I always like to try new recipes posted to this site and elsewhere. I've still loads of dishes to try out from Rich's 'Josephine' thread, for example, but there's only so many days in the week! Anyway, I fancied that CH's Patala would go down well with my good lady wife, so that was yesterday's dish of the the day.
As it happens, the Patala went down extremely well. It was pronounced as being full of flavour with just the right heat levels and, once the plate was polished, it received the accolade of being her favourite curry! There can be no higher praise!
I liked it too. It was very nice indeed. I followed the recipe to the letter, using Abdul's 8-Spice mix powder, JB's base gravy and Pat Chapman's tandoori powder.
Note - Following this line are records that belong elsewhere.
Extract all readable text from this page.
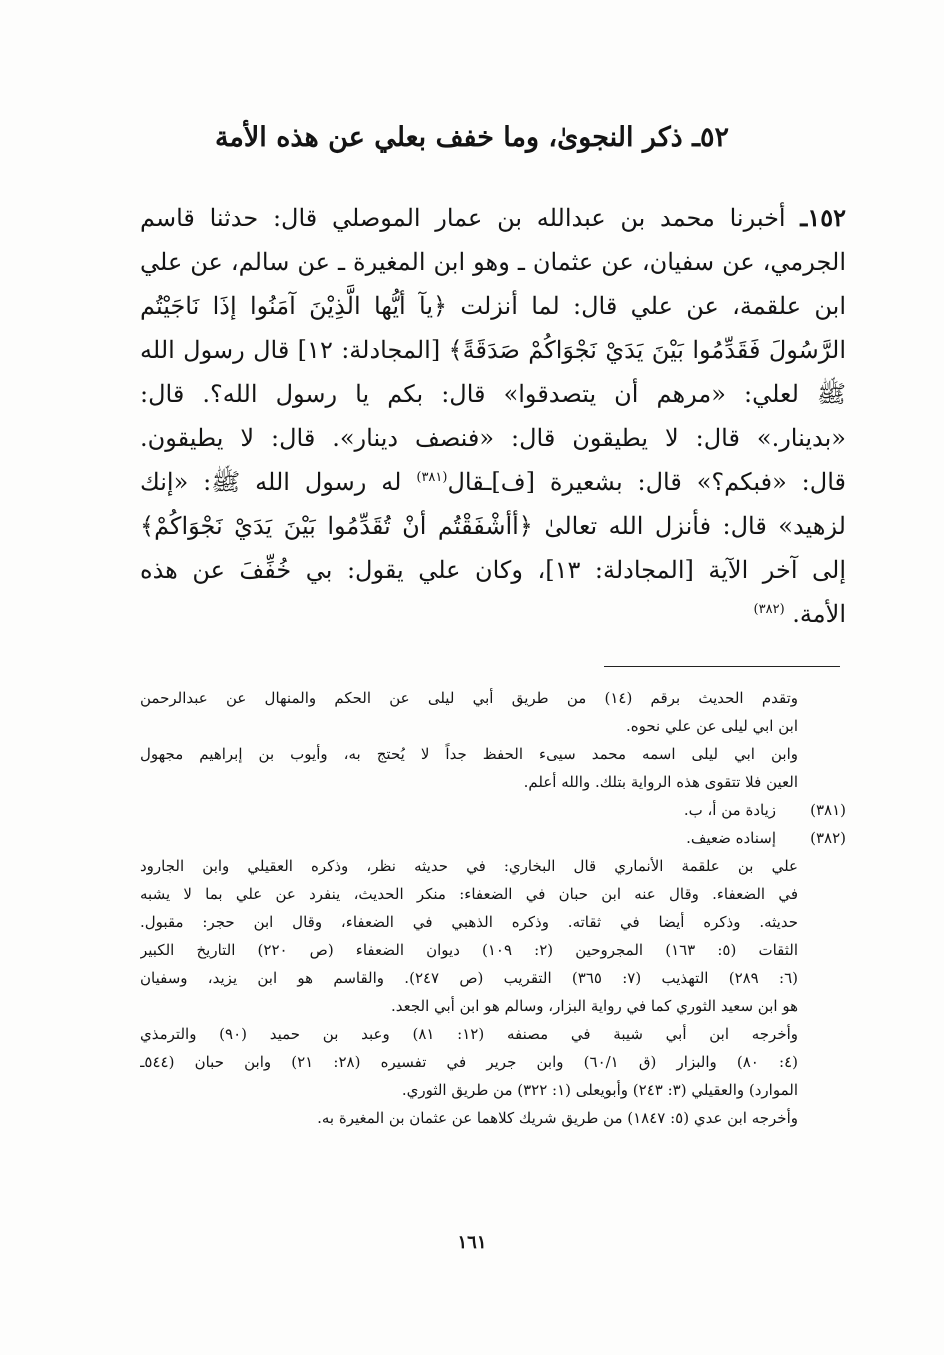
٥٢ـ ذكر النجوىٰ، وما خفف بعلي عن هذه الأمة
١٥٢ـ أخبرنا محمد بن عبدالله بن عمار الموصلي قال: حدثنا قاسم
الجرمي، عن سفيان، عن عثمان ـ وهو ابن المغيرة ـ عن سالم، عن علي
ابن علقمة، عن علي قال: لما أنزلت ﴿يآ أيُّها الَّذِيْنَ آمَنُوا إذَا نَاجَيْتُم
الرَّسُولَ فَقَدِّمُوا بَيْنَ يَدَيْ نَجْوَاكُمْ صَدَقَةً﴾ [المجادلة: ١٢] قال رسول الله
ﷺ لعلي: «مرهم أن يتصدقوا» قال: بكم يا رسول الله؟. قال:
«بدينار.» قال: لا يطيقون قال: «فنصف دينار». قال: لا يطيقون.
قال: «فبكم؟» قال: بشعيرة [ف]ـقال$^{(٣٨١)}$ له رسول الله ﷺ: «إنك
لزهيد» قال: فأنزل الله تعالىٰ ﴿أأشْفَقْتُم أنْ تُقَدِّمُوا بَيْنَ يَدَيْ نَجْوَاكُمْ﴾
إلى آخر الآية [المجادلة: ١٣]، وكان علي يقول: بي خُفِّفَ عن هذه
الأمة. $^{(٣٨٢)}$
وتقدم الحديث برقم (١٤) من طريق أبي ليلى عن الحكم والمنهال عن عبدالرحمن
ابن ابي ليلى عن علي نحوه.
وابن ابي ليلى اسمه محمد سيىء الحفظ جداً لا يُحتج به، وأيوب بن إبراهيم مجهول
العين فلا تتقوى هذه الرواية بتلك. والله أعلم.
(٣٨١)
زيادة من أ، ب.
(٣٨٢)
إسناده ضعيف.
علي بن علقمة الأنماري قال البخاري: في حديثه نظر، وذكره العقيلي وابن الجارود
في الضعفاء. وقال عنه ابن حبان في الضعفاء: منكر الحديث، ينفرد عن علي بما لا يشبه
حديثه. وذكره أيضا في ثقاته. وذكره الذهبي في الضعفاء، وقال ابن حجر: مقبول.
الثقات (٥: ١٦٣) المجروحين (٢: ١٠٩) ديوان الضعفاء (ص ٢٢٠) التاريخ الكبير
(٦: ٢٨٩) التهذيب (٧: ٣٦٥) التقريب (ص ٢٤٧). والقاسم هو ابن يزيد، وسفيان
هو ابن سعيد الثوري كما في رواية البزار، وسالم هو ابن أبي الجعد.
وأخرجه ابن أبي شيبة في مصنفه (١٢: ٨١) وعبد بن حميد (٩٠) والترمذي
(٤: ٨٠) والبزار (ق ٦٠/١) وابن جرير في تفسيره (٢٨: ٢١) وابن حبان (٥٤٤ـ
الموارد) والعقيلي (٣: ٢٤٣) وأبويعلى (١: ٣٢٢) من طريق الثوري.
وأخرجه ابن عدي (٥: ١٨٤٧) من طريق شريك كلاهما عن عثمان بن المغيرة به.
١٦١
I also reduced the amount of almond powder as revised by CH.
It turned out to be very saucy in the pan, and I wasn't able to reduce the sauce sufficiently without over-cooking the chicken tikka (the tomatoes were nuked!), so there was plenty to mop up if only I'd done a naan or some chapattis! It's probably down to the heat levels I'm able to generate with my hob, but next time, I'll revert to my usual method of adding less base gravy at a time and reducing the sauce more prior to adding the tikka.


Given that the Patala was such an instant hit, there's no doubt that it will become a regular on the menu in this household. Recommended!